Future Shock: AI versus the Dancefloor
AI’s champions promise democratisation, while its denouncers fear a devaluation of art as we know it. With electronic music scenes braced for impact, what exactly will the future sound like?
For the past three years, generative AI’s existential threat has dominated discourse in the creative industries. While tools like Midjourney and DALL-E 2 were catching the attention and imaginations of more tech-focused artists, the launch of Open AI’s ChatGPT in November 2022 forced both generative AI and large language models into the public consciousness. Ever since, generative AI’s development has felt like a rapid, uncontrollable and feverish acceleration towards an unknown future. The result has been a passionate polarisation of the tech’s future role in our creative process. In the past few months alone, Caribou was criticised for the use of AI voice in his album, Honey, the Oscars has come under fire after its Best Picture nominations Emilia Pérez and The Brutalist both admitted to their use of AI tools in post-production, and auction house Christie’s has been slammed for announcing its first AI art auction. The UK’s creative community also rose up against the government’s plans to amend copyright law to allow tech companies to train models on creative works without the rightsholder’s permission with a series of media campaigns and a silent protest album, highlighting the potential impact on the music industry.
AI has, in short, become a loaded term, sparking deep emotional reactions and existential questions. Where some see a mass plagiarism tool and a one-way street to grey homogeneity, others view AI as an opportunity to explore new types of tools that simply weren’t possible before, potentially resulting in new sounds, styles and genres. Meanwhile, a third group – the tech giants – are pushing their own agenda, attempting to change or prevent legislation that would make it more difficult to scrape data from the ‘open internet’ without permission. That lack of permission has led to a series of key lawsuits accusing tech companies of using copyrighted material to fuel their all-powerful models.
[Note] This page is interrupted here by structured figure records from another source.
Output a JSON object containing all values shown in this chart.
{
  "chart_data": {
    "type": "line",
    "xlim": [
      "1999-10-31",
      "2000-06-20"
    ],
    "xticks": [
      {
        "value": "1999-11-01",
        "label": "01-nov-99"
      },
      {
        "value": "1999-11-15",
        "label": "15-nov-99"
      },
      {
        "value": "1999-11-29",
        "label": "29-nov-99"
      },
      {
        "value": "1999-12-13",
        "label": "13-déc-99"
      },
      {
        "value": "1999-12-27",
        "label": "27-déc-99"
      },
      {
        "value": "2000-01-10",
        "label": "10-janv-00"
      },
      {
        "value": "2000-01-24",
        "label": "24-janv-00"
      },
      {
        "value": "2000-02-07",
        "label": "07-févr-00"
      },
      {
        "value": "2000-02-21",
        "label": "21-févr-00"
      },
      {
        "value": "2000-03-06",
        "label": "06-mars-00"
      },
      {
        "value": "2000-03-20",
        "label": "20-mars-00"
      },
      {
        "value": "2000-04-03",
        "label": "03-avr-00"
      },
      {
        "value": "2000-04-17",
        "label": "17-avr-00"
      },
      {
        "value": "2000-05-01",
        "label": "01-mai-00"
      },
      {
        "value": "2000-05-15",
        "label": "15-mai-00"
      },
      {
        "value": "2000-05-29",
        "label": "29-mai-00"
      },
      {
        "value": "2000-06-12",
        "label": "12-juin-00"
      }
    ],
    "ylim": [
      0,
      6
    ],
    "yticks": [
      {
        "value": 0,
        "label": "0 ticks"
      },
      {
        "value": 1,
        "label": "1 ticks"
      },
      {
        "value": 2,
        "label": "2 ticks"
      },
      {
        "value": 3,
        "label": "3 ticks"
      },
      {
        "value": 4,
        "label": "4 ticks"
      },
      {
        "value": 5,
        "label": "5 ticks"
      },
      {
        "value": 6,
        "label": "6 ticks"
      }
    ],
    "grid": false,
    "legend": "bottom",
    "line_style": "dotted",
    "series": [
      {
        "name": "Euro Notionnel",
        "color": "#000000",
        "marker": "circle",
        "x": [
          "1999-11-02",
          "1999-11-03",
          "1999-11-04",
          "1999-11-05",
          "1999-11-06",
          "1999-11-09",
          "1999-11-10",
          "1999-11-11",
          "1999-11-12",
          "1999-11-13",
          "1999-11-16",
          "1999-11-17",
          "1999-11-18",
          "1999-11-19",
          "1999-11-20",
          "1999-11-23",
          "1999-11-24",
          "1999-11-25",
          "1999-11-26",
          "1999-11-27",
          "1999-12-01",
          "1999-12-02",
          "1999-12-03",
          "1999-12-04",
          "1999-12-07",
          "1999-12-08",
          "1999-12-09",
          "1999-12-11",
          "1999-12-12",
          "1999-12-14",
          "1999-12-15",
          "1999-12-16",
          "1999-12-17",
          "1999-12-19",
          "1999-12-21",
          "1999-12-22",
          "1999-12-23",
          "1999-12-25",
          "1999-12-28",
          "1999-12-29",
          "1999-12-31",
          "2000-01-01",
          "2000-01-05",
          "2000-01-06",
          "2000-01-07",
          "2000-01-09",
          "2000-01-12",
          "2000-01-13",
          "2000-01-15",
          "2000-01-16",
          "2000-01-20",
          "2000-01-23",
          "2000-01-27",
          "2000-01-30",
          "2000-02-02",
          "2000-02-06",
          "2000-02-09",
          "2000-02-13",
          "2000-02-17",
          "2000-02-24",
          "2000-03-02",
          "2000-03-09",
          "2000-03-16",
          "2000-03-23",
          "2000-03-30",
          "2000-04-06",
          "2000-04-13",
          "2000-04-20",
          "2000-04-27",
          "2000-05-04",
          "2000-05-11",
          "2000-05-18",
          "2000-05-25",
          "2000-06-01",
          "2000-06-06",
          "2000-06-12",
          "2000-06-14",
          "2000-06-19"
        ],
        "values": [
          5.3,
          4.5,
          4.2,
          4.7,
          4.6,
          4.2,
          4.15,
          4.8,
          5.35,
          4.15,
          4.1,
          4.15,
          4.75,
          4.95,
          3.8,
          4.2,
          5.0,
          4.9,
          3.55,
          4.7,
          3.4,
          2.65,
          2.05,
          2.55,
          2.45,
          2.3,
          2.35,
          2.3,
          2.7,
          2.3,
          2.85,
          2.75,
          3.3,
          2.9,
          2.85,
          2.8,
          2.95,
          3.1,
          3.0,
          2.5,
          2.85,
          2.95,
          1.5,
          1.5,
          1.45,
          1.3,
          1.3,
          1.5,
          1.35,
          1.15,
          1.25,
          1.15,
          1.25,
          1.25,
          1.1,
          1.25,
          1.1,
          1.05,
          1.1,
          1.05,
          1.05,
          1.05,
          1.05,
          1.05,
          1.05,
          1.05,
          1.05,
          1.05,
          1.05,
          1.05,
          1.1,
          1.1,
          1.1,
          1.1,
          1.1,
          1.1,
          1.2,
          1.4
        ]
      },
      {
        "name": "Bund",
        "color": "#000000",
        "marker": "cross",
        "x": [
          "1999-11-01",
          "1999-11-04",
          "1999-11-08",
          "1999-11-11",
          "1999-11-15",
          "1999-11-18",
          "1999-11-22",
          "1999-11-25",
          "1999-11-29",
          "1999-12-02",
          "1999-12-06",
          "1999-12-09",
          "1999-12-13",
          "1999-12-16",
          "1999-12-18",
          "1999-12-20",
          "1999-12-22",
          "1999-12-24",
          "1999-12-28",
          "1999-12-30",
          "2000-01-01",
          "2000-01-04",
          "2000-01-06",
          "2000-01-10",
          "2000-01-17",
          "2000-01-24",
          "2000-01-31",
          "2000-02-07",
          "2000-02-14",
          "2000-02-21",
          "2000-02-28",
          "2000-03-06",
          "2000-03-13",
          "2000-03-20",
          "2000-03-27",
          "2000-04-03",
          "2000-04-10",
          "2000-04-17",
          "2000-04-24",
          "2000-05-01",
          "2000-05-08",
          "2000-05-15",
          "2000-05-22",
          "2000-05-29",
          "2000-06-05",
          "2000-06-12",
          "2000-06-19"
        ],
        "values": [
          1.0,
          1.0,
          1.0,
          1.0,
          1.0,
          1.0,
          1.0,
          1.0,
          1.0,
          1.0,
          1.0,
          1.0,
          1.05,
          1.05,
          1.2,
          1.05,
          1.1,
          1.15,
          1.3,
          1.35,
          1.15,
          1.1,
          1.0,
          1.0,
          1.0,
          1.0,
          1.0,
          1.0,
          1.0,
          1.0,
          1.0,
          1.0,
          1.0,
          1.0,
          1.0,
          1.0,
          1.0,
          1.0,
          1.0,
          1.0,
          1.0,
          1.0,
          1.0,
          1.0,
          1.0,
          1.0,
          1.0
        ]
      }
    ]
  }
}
The most pertinent case for artists is the RIAA – the US record industry trade body – versus AI music generation platforms Suno and Udio. There are also ethical concerns around bias in training data, cultural appropriation and the exploitation of traditional, folk or specialised musicians; a new kind of data colonialism. While these legal and ethical questions are, in many ways, the defining issues of AI in early 2025, exploring them in depth would require a significantly higher word count. Here, we’ll focus more on creativity and culture, but please keep them in mind.